Редактор Фойтик каждую неделю ездил в жилинскую типографию, чтобы самолично проследить за выпуском «Вестника». Обязанность не из приятных. Типографы — народ самоуверенный, упрямый, они не желали понять, почему Фойтик придает такое большое значение воспитательной стороне газеты, почему решается выбросить уже готовую колонку набора только ради того, чтобы поместить свежую новость такой же важности, как, например, сегодняшняя; они ни разу не проявили ни малейшего желания пойти ему навстречу, хоть немного помочь. И тем не менее… «Вестник» должен быть именно таким, в первую очередь воспитательной газетой.
Редактор «Вестника» в вагоне. Тусклый свет лампы освещает грязный, заплеванный пол, откуда-то из угла доносится запах апельсинной корки, раздавленной крпцами[1] какого-то мужика. Вагон наполняется людьми. Бабы бранят мужиков и детей, но тем хоть бы хны. Мужики знай себе усмехаются, скаля желтые прокуренные зубы, да похлопывают баб по спине, а дети — все, сколько их ни есть в вагоне, — так и жмутся к закрытому окну. Словно огромный, тяжело ступающий слон в мягких туфлях, медленно, но неудержимо пробирается по вагону запах пота, исходящий от этих усталых тел.
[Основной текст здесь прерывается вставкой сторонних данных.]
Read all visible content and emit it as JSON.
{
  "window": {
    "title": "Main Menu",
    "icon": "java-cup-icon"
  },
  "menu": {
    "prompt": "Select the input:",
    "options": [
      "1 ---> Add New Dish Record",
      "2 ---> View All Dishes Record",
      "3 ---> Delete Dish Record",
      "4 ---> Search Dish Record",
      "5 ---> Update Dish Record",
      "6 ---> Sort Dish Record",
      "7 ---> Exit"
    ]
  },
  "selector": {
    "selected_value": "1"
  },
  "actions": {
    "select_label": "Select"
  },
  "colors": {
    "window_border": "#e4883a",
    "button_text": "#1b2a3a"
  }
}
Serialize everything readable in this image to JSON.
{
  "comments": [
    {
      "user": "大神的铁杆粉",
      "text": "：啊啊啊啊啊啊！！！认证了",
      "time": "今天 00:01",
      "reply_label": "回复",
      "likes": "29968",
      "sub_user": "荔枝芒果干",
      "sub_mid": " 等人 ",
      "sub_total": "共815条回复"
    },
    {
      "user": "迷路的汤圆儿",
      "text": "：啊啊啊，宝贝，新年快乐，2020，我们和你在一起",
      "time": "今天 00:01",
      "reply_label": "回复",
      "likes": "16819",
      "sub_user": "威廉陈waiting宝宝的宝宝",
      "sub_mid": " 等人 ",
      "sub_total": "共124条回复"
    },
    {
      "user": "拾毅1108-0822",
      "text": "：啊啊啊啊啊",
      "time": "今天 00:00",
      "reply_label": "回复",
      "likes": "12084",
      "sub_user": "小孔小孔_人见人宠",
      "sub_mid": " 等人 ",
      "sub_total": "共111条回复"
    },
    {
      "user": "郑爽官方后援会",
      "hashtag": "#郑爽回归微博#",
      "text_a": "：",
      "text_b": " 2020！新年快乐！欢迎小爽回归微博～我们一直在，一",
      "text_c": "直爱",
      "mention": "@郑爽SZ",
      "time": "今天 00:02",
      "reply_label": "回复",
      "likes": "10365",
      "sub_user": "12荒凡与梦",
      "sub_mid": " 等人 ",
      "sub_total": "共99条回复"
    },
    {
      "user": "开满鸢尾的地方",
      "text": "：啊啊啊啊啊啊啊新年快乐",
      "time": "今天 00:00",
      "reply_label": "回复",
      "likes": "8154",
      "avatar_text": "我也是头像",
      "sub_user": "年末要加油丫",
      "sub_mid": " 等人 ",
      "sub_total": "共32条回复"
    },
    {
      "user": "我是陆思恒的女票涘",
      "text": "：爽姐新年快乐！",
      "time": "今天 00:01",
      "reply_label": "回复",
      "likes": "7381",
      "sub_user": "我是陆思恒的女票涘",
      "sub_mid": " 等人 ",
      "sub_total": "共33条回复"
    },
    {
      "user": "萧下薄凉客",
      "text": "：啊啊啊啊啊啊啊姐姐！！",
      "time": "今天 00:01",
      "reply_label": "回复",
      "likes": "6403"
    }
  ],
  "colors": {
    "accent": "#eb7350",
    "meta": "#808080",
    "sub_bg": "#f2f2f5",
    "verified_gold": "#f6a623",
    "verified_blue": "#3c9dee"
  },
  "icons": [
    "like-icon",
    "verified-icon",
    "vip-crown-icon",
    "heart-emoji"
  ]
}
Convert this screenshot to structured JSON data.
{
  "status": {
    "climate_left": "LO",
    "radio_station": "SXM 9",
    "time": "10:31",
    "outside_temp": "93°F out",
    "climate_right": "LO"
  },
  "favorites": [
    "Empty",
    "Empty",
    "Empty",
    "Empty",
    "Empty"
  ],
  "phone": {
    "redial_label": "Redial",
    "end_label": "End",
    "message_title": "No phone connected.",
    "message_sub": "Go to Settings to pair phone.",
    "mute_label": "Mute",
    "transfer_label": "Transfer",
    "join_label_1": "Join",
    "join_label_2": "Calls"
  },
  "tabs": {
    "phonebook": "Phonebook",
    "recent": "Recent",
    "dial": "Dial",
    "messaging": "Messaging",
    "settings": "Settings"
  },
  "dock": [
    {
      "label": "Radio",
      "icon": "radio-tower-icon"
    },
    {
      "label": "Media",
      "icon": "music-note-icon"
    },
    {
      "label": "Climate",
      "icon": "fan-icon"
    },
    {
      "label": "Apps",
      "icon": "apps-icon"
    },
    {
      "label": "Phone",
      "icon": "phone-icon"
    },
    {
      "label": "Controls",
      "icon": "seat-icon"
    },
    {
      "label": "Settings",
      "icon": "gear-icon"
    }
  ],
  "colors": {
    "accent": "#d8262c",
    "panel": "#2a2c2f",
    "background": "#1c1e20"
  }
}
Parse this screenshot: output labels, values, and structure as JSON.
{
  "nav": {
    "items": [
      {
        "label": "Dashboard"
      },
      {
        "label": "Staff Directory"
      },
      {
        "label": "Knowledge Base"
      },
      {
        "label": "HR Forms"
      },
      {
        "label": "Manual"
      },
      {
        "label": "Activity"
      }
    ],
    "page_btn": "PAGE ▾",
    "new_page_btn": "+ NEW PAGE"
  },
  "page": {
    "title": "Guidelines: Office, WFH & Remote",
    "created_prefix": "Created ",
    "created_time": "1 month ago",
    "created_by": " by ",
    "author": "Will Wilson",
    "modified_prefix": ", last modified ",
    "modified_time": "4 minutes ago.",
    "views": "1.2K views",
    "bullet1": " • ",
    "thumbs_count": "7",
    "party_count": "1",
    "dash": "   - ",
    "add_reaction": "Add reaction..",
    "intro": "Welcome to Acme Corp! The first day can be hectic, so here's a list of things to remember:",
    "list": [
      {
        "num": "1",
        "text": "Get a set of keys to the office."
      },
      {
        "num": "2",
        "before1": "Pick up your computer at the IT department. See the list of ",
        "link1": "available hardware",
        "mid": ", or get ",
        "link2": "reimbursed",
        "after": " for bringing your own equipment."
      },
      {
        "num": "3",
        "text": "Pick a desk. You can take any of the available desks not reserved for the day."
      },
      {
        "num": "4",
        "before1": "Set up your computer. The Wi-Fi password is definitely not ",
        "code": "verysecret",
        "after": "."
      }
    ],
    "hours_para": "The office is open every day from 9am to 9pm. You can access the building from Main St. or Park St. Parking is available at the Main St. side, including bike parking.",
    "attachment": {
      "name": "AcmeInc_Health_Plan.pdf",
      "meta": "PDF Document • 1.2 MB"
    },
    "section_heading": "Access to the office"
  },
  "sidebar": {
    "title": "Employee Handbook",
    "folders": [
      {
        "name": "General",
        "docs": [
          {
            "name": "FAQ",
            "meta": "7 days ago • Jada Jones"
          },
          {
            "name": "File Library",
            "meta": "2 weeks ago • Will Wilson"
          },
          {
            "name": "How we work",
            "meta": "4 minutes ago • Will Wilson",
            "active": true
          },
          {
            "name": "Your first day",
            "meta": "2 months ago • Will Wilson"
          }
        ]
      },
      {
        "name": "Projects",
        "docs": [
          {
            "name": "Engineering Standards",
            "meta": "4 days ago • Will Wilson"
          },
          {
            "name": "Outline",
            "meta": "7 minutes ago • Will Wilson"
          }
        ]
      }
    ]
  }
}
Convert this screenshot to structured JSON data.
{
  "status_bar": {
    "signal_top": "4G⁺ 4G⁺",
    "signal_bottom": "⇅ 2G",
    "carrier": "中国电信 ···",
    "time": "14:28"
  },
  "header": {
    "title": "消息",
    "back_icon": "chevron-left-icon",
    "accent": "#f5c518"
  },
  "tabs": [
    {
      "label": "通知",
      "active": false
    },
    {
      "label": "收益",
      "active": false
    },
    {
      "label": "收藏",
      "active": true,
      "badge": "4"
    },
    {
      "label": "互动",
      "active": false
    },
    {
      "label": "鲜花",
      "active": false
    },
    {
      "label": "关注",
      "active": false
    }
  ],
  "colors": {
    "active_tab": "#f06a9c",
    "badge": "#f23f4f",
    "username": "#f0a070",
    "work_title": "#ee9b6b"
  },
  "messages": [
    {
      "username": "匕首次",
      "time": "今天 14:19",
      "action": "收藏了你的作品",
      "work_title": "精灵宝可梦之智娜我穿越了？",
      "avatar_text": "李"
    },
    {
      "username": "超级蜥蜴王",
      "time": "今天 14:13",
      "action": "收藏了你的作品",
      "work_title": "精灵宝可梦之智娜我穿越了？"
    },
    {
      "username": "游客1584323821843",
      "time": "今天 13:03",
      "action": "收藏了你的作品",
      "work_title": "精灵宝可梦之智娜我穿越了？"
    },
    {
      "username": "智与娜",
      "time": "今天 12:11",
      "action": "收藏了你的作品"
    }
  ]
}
«Воспитывать народ…» — размышляет редактор Фойтик, и ему очень хорошо от сознания, что он может наконец закрыть глаза и отгородиться от всего этого шума и суеты, уйти в себя и помечтать… Помечтать о просвещении, об образовании, с которым надо идти к этим бедным и темным людям. Ведь в них заложено хорошее начало, они — как хлеб, у которого только снаружи загрубела и зачерствела корка. Надо пробить эту задубелую корку, пробудить деревню лекциями, кружками, газетами… ведь каждый номер газеты подобно горящему факелу освещает мрак их заблудших, но чистых душ.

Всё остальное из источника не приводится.